Solar cell and module manufacturer TSEC Corp (元晶) yesterday said that it has seen customer inquiries rise, as US vendors seek to source cost-effective replacements after Washington imposed a punitive tariff of 3,521 percent on solar imports from Southeast Asian countries.
That could provide a boost to TSEC’s diversification to foreign markets, as growth at home is losing steam, it said.
The US’ move came after it wrapped up a year-long investigation into allegations of China exporting solar products to the US at unfair prices.
Photo courtesy of TSEC Corp
Investigators found that a number of Chinese solar companies have allocated operations to Southeast Asia to circumvent duties on Chinese goods since the start of US President Donald Trump’s first term.
The US is targeting companies in Cambodia, Thailand, Malaysia and Vietnam in response to allegations of subsidies from China and the dumping of unfairly cheap products in the US.
“Due to the hefty tariffs, TSEC has received rising inquiries about potential cooperation opportunities from US vendors,” TSEC said in a statement. “Moreover, that [US tariffs] would boost manufacturing costs for solar products made in Southeast Asian countries in the long term.”

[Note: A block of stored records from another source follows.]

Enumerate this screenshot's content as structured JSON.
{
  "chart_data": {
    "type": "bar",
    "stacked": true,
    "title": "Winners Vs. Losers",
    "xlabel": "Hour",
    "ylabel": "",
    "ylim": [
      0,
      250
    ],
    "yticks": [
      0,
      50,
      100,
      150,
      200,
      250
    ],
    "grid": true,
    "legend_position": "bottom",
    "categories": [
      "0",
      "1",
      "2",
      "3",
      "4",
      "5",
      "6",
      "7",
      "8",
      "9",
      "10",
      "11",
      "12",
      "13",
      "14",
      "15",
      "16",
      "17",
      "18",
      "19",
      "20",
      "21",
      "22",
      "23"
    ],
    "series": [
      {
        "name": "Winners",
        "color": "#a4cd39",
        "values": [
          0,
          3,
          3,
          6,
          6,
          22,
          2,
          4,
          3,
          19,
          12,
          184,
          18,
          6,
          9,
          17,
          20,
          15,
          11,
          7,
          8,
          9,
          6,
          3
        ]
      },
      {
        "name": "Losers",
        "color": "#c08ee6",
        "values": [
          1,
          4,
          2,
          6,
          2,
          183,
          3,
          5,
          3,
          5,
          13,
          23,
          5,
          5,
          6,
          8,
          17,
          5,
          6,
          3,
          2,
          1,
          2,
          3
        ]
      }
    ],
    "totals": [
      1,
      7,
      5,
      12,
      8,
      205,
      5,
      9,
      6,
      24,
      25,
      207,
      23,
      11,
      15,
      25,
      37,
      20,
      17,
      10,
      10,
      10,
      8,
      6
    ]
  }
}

TSEC said in an annual report released last week that it has been exploring overseas business opportunities since 2023 to avoid being overly dependent on the domestic market.
The company aims to boost the US and Japanese markets’ share of its revenues to 30 percent in the third quarter of this year at the earliest, to fill the void left by the home market, the report said.
TSEC also said it was in talks with about 15 solar module companies and has sent solar cell samples for verification at some of these US companies, it added.
Taiwan could take its cue from the US government, and launch anti-dumping and anti-subsidy probes into unreasonably low-priced solar imports, the company said.
It attributed last year’s losses to unfair competition from imported solar products and a slowdown in solar system installation due to the presidential election, leading to a slump of 40.7 percent annually in solar module shipments last year.
Imported solar products took up about 65 percent of the domestic solar market, TSEC said, resulting in its market share sliding to 24 percent last year from 30 percent in the previous year.
TSEC swung into a loss of NT$600 million (US$18.48 million) last year, from a net profit of NT$527 million in 2023. That translated into losses per share of NT$1.17 last year, versus earnings per share of NT$1.07 in the previous year.